Money + Playbook = 2012 Seats

Member Group : Salena Zito

"It sucked, it sucked, and it was terrific."

That’s a remarkably blunt answer to a question posed to Republican pollster Neil Newhouse about the GOP’s generic-ballot poll numbers in the last three congressional election cycles.

In the three months since Republicans blew down the Democrats’ House in the 2010 midterm election, both parties have started to gear up for the 2012 races.

In the political volatility following the Civil War, the National Republican Campaign Committee formed in 1866 under "Radical Republicans" who favored civil rights for newly freed slaves, especially the right to vote.

The Democratic Congressional Campaign Committee formed two years later.

For about 100 years, both functioned similarly – as modest, peripheral, monetary components to the electoral process.

That changed drastically in the 1970s and ’80s, as direct-mail and telemarket fund-raising became popular. Led by professional staffs with solid field operations, the committees’ money ramped-up, and so did candidate recruitment.

The process has remained in sync with each technological advance since. Yet repeated monetary mistakes have snared both party apparatuses.

In 2006, U.S. Rep. Tom Reynolds, then chairman of the NRCC, spent good money after bad. The committee borrowed endlessly and ran up vendor bills, even when it was obvious its congressional majority was lost. He left the NRCC with $18 million in debt.

Although 2008 was not quite as horrible for Republicans as 2006, the NRCC was financially crippled and faced an "aftershock" election.

That year, the DCCC outspent the NRCC on independent-expenditure ads by roughly $73 million to $23 million.

Rep. Pete Sessions of Texas, named NRCC chairman in late 2008, learned from 2006 and decided to follow DCCC chairman Rahm Emanuel’s playbook. That meant having a wide playing field, going after the "reddest" seats – no matter how popular their incumbents were – in order to get candidates in the ballgame, then waiting for the money to follow.

Rep. Steve Israel of Long Island, named DCCC chairman late last year, inherited an even worse mess than did Sessions.

One factor, which hasn’t been mentioned much in the aftermath of 2010’s midterm, is that the DCCC’s vaunted Frontline program disintegrated. Kicked-off in 2006, Frontline sent a steady stream of cash to endangered incumbents, freeing the DCCC to go after seats in ruby-red districts.

It worked: Democrats didn’t lose a single Frontline race in 2006.

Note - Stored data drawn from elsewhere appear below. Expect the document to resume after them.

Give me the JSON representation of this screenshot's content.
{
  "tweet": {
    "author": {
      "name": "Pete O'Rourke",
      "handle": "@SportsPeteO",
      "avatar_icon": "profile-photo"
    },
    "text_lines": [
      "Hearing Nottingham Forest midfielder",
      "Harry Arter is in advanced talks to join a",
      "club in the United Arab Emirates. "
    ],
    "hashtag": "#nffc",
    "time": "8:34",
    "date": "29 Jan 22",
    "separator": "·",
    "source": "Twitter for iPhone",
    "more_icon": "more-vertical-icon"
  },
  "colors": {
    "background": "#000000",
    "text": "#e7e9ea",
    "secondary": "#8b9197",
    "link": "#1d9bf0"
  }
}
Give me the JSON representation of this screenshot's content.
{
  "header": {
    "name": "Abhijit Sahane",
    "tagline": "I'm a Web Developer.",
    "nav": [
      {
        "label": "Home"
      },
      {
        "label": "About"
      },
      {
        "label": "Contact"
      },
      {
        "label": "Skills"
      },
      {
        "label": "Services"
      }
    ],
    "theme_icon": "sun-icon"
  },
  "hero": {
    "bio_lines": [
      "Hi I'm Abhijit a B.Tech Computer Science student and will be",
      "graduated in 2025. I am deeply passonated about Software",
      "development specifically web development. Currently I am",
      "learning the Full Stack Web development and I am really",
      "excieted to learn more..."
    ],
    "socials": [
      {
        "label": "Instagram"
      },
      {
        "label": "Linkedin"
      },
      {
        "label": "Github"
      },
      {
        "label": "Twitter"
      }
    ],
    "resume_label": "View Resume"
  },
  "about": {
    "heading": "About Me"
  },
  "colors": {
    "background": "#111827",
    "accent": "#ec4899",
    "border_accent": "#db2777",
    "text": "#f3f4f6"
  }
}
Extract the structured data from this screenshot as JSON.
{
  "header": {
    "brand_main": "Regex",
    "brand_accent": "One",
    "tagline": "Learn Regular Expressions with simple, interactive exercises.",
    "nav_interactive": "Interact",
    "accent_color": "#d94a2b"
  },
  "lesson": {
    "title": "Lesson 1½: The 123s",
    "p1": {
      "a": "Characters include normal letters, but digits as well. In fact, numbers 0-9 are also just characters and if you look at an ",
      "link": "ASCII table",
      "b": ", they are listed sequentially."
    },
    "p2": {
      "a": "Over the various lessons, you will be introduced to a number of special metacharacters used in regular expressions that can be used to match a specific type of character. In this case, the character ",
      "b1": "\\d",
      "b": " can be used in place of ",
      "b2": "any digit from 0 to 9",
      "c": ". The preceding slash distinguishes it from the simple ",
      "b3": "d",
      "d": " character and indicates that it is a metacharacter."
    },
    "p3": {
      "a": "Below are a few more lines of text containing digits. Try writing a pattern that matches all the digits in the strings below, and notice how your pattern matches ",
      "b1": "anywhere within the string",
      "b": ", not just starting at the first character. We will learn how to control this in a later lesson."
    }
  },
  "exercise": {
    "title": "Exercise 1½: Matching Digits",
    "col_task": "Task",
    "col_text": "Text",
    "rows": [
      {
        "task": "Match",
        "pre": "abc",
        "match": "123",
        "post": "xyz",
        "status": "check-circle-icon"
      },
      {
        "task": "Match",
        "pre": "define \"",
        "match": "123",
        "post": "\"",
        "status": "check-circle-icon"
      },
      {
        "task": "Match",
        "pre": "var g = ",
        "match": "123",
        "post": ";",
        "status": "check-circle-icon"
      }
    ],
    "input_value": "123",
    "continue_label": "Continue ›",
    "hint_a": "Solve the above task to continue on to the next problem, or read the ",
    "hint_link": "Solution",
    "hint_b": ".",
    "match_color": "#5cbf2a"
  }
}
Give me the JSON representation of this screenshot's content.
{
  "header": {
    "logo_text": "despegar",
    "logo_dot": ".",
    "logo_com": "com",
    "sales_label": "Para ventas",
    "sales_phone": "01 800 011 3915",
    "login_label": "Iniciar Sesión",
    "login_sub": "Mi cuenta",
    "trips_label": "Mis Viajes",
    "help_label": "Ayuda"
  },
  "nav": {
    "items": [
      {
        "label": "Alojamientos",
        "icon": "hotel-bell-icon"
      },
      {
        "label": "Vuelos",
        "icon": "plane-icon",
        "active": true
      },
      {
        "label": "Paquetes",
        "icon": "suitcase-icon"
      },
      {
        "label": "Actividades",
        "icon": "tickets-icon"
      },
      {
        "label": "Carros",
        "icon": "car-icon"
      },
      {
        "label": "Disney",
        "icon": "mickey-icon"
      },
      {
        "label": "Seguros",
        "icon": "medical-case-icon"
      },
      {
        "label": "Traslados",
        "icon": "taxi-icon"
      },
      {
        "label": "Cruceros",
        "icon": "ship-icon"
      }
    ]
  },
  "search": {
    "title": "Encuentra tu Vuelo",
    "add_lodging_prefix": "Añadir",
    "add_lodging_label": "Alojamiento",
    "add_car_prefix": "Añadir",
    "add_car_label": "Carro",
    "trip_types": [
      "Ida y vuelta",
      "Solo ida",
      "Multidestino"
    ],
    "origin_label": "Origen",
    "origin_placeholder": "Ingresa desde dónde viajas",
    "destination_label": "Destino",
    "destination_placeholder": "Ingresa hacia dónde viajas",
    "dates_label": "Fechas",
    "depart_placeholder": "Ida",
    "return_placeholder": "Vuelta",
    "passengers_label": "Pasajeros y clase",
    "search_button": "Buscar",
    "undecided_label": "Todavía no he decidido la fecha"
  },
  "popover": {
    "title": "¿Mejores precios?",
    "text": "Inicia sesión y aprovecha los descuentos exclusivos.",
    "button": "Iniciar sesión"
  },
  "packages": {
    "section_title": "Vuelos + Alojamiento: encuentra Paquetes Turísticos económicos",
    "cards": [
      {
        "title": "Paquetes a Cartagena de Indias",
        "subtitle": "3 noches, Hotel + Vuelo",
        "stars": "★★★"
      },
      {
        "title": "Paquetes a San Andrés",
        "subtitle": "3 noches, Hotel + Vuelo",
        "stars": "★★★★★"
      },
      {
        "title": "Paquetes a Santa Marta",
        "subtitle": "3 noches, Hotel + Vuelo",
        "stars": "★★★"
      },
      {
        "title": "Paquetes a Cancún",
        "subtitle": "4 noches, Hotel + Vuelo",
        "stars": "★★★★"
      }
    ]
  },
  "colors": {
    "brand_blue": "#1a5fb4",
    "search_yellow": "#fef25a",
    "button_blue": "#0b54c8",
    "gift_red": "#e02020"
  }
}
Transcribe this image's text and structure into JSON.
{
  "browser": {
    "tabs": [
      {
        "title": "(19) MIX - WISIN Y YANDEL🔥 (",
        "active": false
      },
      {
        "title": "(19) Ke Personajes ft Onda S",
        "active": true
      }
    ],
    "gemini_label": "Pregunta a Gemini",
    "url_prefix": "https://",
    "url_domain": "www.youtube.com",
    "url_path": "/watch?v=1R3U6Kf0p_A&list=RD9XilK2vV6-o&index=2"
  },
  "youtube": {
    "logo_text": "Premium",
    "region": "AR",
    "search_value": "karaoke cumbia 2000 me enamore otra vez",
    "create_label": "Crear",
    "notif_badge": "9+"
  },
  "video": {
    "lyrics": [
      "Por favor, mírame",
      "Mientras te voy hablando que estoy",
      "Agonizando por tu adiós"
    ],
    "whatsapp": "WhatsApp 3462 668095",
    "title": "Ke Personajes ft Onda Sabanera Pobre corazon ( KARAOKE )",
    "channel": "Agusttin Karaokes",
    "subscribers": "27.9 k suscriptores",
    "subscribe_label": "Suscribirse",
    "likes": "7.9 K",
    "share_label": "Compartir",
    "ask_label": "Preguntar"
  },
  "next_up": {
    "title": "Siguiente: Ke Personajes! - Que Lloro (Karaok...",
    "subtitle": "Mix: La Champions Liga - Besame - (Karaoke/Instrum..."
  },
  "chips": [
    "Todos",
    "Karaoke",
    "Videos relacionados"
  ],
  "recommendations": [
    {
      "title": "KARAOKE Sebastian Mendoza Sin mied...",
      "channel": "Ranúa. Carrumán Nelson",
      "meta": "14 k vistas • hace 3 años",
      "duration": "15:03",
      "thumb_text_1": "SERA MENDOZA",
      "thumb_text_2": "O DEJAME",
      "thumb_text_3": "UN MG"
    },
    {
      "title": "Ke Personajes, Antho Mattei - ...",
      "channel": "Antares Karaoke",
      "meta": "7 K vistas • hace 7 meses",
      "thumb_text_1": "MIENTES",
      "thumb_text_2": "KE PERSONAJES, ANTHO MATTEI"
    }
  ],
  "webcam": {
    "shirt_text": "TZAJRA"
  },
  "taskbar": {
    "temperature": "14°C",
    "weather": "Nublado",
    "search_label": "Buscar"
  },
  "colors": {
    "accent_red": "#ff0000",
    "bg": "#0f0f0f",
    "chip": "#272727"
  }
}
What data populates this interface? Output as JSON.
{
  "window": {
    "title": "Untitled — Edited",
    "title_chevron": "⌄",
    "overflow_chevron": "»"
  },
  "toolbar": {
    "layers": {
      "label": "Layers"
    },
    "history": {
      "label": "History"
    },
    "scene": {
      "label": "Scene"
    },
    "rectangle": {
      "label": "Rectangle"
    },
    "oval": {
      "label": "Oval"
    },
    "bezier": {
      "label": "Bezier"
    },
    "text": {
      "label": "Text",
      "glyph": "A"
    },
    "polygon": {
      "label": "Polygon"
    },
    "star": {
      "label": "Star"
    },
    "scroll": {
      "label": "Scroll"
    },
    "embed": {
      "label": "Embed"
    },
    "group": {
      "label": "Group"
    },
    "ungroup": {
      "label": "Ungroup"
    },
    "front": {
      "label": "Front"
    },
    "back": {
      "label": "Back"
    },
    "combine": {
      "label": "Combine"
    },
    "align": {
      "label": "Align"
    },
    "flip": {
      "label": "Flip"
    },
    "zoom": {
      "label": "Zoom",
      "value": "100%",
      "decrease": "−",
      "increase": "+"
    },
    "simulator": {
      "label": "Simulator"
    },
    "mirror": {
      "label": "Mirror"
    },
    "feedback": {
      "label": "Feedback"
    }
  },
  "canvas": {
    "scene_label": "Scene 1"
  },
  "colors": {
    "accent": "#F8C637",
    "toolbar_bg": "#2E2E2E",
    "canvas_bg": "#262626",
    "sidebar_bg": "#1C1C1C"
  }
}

The DCCC bragged that it was playing hardball and, if you weren’t hitting your marks, it would leave you on the field for dead.

The Democrats’ program was smart – so smart, the NRCC modeled its Patriot Program on it.

At the end of the last election cycle, the DCCC ignored its own program and started burning cash everywhere, regardless of whether an incumbent worked with the committee or not. Conversely, it left out other people even if they played ball, such as Reps. Steve Driehaus of Ohio and Kathy Dahlkemper of Erie, both of whom lost.

It will be interesting to see if the DCCC can keep its threat real in the next cycle, because it didn’t hold onto its program in 2010’s chaos.

The DCCC’s problems are huge but not unique. It is $19 million in debt, as it reported just last week; the NRCC, in contrast, is $10.5 million in debt.

Yet the DCCC relies heavily on what the stock market would describe as "institutional investors" – its members’ own campaign accounts.

Those accounts, not unlike big Wall Street mutual funds, are not casual spenders. They only give money if they think you can win.

The NRCC’s "institutional investors" held back money in 2008 because they saw a bad year and a mountain of debt.

Thanks to wild spending in political mega-markets at the end of the 2010 election cycle, the DCCC’s Israel is in a deep hole, almost guaranteeing a crisis in confidence from his institutional investors. That leaves him spending the entire year trying to get out of debt.

Then there is the whole recruitment problem: Thanks to political gerrymandering, Israel must convince candidates to run for Congress when they won’t know what their districts look like until well into next year.

Nothing stays the same in life or politics. Yet, if you play the game well, a chance to win comes again.

Perhaps Israel should steal Sessions’ playbook – the one Emanuel wrote at the DCCC.